Doctoral School of International Relations and Political Science, Corvinus University of Budapest, Budapest, Hungary.
Public Health. 2023 Apr;217:33-40. doi: 10.1016/j.puhe.2023.01.014. Epub 2023 Jan 23.
Prior research highlights the role of efficacy, vaccine safety, and availability in vaccine hesitancy. Research is needed to better understand the political driving forces behind COVID-19 vaccine uptake. We examine the effects of the origin of a vaccine, and approval status within the EU on vaccine choice. We also test if these effects differ by party affiliation among Hungarians.
We use a conjoint experimental design to assess multiple causal relationships. Respondents choose between two hypothetical vaccine profiles randomly generated from 10 attributes. The data were gathered from an online panel in September 2022. We applied a quota for vaccination status and party preference. Three hundred twenty-four respondents evaluated 3888 randomly generated vaccine profiles.

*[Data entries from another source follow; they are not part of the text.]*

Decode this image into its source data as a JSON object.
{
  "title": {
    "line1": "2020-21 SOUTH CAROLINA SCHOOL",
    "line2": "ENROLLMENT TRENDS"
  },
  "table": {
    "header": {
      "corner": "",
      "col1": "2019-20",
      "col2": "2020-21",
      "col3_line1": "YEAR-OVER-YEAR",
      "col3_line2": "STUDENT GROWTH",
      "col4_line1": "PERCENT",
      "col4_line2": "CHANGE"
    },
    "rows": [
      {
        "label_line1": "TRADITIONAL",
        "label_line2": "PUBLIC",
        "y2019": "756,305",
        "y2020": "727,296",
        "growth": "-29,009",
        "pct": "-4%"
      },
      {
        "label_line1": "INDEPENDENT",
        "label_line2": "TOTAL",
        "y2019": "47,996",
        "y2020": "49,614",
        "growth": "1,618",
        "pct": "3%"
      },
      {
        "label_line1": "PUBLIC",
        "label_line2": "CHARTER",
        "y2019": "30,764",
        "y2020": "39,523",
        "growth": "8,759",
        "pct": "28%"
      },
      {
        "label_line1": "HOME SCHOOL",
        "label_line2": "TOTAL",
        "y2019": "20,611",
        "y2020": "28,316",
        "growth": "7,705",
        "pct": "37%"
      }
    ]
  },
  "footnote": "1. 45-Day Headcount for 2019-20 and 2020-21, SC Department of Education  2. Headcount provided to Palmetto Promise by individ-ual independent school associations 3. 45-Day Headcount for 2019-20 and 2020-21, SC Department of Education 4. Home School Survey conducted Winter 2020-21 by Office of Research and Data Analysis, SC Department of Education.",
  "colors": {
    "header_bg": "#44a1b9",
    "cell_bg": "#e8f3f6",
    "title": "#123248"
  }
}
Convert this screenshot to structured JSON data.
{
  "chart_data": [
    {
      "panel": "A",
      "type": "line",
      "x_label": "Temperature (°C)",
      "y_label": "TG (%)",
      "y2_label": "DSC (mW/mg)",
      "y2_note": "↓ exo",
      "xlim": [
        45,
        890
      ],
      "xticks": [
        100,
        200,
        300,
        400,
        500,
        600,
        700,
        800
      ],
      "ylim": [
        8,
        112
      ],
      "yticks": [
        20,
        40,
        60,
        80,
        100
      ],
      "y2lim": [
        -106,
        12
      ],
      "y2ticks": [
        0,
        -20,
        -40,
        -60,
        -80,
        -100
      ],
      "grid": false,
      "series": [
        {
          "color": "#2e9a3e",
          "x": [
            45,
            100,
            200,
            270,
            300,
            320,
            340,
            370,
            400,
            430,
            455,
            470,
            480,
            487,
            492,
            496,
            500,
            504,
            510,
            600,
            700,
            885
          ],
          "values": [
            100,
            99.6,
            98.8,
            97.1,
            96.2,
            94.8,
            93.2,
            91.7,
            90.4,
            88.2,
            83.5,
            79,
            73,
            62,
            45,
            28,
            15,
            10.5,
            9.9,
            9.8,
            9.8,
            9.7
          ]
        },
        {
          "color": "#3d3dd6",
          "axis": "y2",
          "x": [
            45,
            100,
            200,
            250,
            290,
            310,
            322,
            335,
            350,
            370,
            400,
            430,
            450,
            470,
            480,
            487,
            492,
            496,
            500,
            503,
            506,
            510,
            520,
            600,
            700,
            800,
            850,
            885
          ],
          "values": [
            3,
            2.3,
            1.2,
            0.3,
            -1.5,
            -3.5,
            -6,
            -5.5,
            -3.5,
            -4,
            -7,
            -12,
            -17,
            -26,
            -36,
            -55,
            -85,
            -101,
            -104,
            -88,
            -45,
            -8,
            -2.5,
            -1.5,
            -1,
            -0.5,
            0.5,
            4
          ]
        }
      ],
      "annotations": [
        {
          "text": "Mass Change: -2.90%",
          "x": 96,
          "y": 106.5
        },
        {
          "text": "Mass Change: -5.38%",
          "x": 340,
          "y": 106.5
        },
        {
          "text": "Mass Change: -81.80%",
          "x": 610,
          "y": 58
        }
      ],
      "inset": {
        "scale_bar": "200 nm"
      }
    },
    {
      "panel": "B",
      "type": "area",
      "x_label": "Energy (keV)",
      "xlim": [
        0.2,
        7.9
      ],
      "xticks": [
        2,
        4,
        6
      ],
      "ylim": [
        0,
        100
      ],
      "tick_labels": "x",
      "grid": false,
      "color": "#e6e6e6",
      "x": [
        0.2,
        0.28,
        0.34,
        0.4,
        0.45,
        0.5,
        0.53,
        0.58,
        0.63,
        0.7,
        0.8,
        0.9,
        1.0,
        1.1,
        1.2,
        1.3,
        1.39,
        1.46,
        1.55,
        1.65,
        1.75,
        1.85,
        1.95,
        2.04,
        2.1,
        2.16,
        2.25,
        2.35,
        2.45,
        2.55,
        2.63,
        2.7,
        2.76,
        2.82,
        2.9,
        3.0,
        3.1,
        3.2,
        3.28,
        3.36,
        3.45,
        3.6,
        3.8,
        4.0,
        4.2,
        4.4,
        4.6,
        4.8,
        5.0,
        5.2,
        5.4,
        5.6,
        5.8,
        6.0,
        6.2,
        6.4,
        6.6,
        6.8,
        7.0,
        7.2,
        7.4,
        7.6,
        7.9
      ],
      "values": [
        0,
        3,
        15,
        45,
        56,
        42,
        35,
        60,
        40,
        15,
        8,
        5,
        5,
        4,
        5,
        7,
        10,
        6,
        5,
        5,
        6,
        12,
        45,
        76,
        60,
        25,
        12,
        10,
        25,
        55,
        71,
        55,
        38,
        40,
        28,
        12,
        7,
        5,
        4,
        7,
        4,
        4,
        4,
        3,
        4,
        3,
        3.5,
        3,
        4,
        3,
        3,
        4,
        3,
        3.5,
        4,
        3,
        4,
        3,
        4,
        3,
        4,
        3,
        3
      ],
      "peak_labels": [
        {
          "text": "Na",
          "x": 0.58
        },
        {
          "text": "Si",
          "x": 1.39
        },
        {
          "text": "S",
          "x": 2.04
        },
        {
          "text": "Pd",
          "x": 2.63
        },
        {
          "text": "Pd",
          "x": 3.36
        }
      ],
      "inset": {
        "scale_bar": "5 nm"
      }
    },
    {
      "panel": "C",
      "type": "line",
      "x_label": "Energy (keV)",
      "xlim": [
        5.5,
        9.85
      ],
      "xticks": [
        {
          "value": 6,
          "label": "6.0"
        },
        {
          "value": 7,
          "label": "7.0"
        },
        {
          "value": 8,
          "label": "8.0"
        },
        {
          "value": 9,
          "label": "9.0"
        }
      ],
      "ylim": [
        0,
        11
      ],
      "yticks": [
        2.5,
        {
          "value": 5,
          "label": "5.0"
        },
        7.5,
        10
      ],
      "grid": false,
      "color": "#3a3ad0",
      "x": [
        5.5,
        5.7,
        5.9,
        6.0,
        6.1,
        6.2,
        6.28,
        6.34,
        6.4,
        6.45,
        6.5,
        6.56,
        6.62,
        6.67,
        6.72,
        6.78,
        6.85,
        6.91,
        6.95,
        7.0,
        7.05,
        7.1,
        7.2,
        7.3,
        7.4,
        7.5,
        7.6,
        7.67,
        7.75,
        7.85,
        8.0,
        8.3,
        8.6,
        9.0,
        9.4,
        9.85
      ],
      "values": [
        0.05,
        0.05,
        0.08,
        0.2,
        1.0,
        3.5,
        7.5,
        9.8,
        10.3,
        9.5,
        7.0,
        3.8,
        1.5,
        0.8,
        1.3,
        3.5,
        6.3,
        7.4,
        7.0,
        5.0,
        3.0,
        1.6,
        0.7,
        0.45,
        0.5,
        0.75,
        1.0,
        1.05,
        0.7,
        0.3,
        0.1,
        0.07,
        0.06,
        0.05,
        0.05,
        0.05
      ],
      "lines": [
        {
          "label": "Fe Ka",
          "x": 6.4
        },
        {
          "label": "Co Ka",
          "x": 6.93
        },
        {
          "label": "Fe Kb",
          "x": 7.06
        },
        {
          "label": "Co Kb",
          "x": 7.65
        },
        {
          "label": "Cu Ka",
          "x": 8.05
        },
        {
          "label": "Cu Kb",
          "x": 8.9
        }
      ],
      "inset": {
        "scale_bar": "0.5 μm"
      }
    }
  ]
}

We analyse the data using an OLS estimator with standard errors clustered by respondents. To further nuance our results, we test for task, profile, and treatment heterogeneity effects.
By origin, respondents prefer German (MM 0.55; 95% CI 0.52-0.58) and Hungarian (0.55; 0.52-0.59) vaccines over US (0.49; 0.45-0.52) and Chinese vaccines (0.44; 0.41-0.47). By approval status, vaccines approved by the EU (0.55, 0.52-0.57) or pending authorization (0.5, 0.48-0.53) are preferred over unauthorised ones (0.45, 0.43-0.47). Both effects are conditional on party affiliation. Government voters especially prefer Hungarian vaccines (0.6; 0.55-0.65) over others.
The complexity of vaccination decisions calls for the usage of information shortcuts. Our findings demonstrate a strong political component that motivates vaccine choice. We demonstrate that politics and ideology have broken into fields of individual-level decisions such as health.
先前的研究强调了疗效、疫苗安全性和可及性在疫苗犹豫中的作用。需要研究更好地了解 COVID-19 疫苗接种背后的政治驱动因素。我们研究了疫苗的起源和在欧盟的批准状态对疫苗选择的影响。我们还测试了这些影响是否因匈牙利人的党派关系而不同。
我们使用联合实验设计来评估多种因果关系。受访者从 10 个属性中随机生成的两个假设疫苗特征中进行选择。数据是 2022 年 9 月从在线小组中收集的。我们对疫苗接种状况和党派偏好进行了配额限制。324 名受访者评估了 3888 个随机生成的疫苗特征。
我们使用 OLS 估计器和按受访者聚类的标准误差来分析数据。为了进一步细化我们的结果,我们测试了任务、特征和处理异质性的影响。
按起源划分,受访者更喜欢德国(MM0.55;95%CI0.52-0.58)和匈牙利(0.55;0.52-0.59)疫苗,而不是美国(0.49;0.45-0.52)和中国疫苗(0.44;0.41-0.47)。按批准状态,欧盟批准(0.55,0.52-0.57)或待授权(0.5,0.48-0.53)的疫苗优于未授权的疫苗(0.45,0.43-0.47)。这两种效果都取决于党派关系。政府选民特别喜欢匈牙利疫苗(0.6;0.55-0.65)。
接种决策的复杂性需要使用信息捷径。我们的研究结果表明,有一个强烈的政治因素推动了疫苗选择。我们表明,政治和意识形态已经进入个人决策领域,如健康。